Social and Occupational Damage
Sources such as NIH and APA also consistently report that excessive use of alcohol is associated with numerous social issues and problems with one’s career or education. When an individual’s use of alcohol begins to affect areas of their social, educational, and occupational functioning, it is strongly advised that the person stop drinking. Some of the damage that occurs in these areas as a result of a person’s alcohol abuse may never be completely resolved (e.g., such as individuals who get divorced, become estranged from family, lose their job, etc.); however, individuals who are dedicated to improving themselves can go on to improve their functioning in these areas, develop new contacts, and learn to live productive lives.

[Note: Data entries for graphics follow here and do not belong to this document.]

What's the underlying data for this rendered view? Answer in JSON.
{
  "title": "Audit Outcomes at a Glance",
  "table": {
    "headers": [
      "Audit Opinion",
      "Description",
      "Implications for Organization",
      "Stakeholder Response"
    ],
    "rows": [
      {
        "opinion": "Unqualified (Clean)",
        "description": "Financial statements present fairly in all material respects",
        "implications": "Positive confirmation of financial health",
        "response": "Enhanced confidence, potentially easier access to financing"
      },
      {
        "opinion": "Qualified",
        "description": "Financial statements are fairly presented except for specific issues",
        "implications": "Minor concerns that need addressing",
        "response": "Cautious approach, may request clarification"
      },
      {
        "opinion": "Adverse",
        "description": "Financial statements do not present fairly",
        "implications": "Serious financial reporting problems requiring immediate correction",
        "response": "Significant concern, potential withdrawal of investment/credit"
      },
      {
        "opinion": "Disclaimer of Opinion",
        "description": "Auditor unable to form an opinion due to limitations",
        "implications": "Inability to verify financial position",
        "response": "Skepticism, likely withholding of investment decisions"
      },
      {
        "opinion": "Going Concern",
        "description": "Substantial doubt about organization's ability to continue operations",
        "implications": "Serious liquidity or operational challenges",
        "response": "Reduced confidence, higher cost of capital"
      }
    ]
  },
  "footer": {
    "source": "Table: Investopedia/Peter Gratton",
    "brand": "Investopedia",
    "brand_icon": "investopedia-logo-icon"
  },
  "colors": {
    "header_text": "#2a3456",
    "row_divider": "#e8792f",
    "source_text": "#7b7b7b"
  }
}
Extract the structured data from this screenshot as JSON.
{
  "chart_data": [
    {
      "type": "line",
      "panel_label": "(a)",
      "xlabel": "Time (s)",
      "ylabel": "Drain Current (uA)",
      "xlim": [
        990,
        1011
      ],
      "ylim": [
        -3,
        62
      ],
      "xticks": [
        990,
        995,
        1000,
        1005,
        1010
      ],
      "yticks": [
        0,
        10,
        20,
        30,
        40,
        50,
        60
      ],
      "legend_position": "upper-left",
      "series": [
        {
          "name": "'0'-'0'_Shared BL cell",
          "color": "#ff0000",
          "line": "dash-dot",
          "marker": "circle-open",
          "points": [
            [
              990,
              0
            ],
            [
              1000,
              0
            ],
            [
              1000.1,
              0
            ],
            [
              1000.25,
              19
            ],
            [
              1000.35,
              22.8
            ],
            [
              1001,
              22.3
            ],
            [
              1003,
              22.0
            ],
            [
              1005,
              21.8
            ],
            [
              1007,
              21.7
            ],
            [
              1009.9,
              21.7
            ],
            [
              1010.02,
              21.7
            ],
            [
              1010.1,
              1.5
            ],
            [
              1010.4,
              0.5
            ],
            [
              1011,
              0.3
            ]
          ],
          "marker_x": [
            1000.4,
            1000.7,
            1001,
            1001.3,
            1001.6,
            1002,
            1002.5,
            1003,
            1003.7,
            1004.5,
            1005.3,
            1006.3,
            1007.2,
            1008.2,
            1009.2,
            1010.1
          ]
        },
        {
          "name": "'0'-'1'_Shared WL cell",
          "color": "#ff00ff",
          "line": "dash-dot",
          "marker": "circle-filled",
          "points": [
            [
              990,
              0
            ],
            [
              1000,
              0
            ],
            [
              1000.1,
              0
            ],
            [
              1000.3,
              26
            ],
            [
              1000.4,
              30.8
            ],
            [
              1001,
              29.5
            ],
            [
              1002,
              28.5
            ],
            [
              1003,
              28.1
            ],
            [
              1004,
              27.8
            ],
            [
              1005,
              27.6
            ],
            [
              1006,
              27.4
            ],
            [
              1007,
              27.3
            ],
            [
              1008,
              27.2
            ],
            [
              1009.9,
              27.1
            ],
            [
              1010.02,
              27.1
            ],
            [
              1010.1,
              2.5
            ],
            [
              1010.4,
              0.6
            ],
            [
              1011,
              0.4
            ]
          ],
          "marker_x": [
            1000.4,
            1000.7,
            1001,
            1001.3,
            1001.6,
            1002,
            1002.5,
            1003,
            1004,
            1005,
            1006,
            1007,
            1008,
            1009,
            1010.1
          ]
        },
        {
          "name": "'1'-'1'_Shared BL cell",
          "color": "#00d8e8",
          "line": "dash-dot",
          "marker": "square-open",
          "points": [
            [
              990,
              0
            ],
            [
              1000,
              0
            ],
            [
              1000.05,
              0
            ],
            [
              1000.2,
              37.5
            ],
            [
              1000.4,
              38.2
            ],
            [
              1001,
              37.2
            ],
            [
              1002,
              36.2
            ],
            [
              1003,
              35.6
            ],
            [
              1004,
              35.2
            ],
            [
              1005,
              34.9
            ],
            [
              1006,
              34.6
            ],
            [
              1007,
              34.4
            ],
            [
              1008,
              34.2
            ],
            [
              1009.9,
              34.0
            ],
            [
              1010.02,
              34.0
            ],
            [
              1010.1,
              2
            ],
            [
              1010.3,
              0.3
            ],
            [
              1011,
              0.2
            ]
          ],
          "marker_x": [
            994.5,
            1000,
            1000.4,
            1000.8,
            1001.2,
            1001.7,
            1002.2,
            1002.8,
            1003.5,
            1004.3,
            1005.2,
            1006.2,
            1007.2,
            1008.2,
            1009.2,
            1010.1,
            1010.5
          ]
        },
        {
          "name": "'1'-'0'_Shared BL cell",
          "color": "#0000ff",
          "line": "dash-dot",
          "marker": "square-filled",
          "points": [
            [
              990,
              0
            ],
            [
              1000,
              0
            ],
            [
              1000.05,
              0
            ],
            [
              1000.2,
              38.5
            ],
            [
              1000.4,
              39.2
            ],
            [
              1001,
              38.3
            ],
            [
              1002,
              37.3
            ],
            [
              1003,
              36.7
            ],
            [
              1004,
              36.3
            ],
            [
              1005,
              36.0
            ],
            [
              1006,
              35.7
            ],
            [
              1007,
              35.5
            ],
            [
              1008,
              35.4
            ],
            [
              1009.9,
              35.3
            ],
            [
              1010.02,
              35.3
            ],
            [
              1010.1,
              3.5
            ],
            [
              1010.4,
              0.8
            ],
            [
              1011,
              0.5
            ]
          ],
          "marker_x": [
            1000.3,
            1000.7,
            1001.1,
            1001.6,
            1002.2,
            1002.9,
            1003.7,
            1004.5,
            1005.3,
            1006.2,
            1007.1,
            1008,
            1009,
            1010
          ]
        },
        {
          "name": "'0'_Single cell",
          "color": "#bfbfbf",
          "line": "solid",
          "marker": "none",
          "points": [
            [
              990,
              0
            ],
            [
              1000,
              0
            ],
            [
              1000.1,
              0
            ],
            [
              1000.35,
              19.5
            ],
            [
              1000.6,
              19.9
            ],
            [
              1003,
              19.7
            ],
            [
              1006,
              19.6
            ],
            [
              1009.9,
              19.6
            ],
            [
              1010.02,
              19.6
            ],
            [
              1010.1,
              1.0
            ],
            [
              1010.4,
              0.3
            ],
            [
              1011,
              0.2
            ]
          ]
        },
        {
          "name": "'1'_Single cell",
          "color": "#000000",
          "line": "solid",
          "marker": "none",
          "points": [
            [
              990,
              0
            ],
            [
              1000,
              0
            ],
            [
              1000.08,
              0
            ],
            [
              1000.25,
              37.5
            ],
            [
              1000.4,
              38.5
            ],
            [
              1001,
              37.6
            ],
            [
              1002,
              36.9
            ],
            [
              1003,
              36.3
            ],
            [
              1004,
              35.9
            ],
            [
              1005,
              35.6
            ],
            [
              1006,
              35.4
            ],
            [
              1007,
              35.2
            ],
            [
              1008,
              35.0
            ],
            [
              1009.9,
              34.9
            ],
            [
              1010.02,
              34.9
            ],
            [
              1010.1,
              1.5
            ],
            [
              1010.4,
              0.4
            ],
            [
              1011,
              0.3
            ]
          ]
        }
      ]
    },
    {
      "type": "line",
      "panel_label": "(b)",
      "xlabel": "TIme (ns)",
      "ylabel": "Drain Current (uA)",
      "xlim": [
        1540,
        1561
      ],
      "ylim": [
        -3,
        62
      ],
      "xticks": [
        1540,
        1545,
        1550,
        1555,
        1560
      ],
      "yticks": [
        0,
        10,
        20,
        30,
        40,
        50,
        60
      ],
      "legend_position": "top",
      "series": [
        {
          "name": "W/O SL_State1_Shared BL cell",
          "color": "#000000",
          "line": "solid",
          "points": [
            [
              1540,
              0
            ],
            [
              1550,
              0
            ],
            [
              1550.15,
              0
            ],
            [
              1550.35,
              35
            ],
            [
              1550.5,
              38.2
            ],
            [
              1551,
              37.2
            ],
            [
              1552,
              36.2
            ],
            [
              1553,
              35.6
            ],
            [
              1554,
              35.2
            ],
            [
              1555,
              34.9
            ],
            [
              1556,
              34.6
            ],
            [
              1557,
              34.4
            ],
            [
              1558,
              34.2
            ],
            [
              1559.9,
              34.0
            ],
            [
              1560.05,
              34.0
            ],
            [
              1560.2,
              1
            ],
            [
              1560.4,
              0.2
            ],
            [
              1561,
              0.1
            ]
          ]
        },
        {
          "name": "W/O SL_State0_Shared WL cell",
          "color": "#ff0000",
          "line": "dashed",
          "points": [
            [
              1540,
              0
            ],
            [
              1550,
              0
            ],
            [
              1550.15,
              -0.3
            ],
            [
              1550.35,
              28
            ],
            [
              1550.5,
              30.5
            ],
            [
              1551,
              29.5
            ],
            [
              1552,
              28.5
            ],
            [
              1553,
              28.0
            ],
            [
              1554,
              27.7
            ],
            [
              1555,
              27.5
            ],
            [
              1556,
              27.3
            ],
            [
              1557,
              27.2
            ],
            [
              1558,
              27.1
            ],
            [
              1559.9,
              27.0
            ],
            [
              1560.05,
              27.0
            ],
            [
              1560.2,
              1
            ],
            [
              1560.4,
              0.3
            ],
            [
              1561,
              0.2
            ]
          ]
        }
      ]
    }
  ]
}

In the same way, some of the emotional damage that occurs as a result of the dissolution of a marriage, lost contact with family, loss of a job etc., may never be fully resolved; however, individuals in solid recovery programs learn to move forward and accept the past. The length of time that it takes to address or correct this type of damage varies from person to person and from situation to situation.
Treatment & Outlook
Alcohol abuse is associated with numerous health issues, emotional problems, social problems, and psychological issues. In some cases, if an individual can abstain from drinking alcohol, a significant amount of the damage that has occurred may resolve; however, in other instances, significant damage may remain. It is safe to assume that individuals who have a history of alcohol abuse also have to learn to cope with numerous alcohol-related physical, emotional, and social issues for a significant length of time even if they abstain from drinking alcohol. Getting involved in a strong recovery program and adhering to treatment can help individuals realize the full extent of their potential in recovery from alcohol abuse.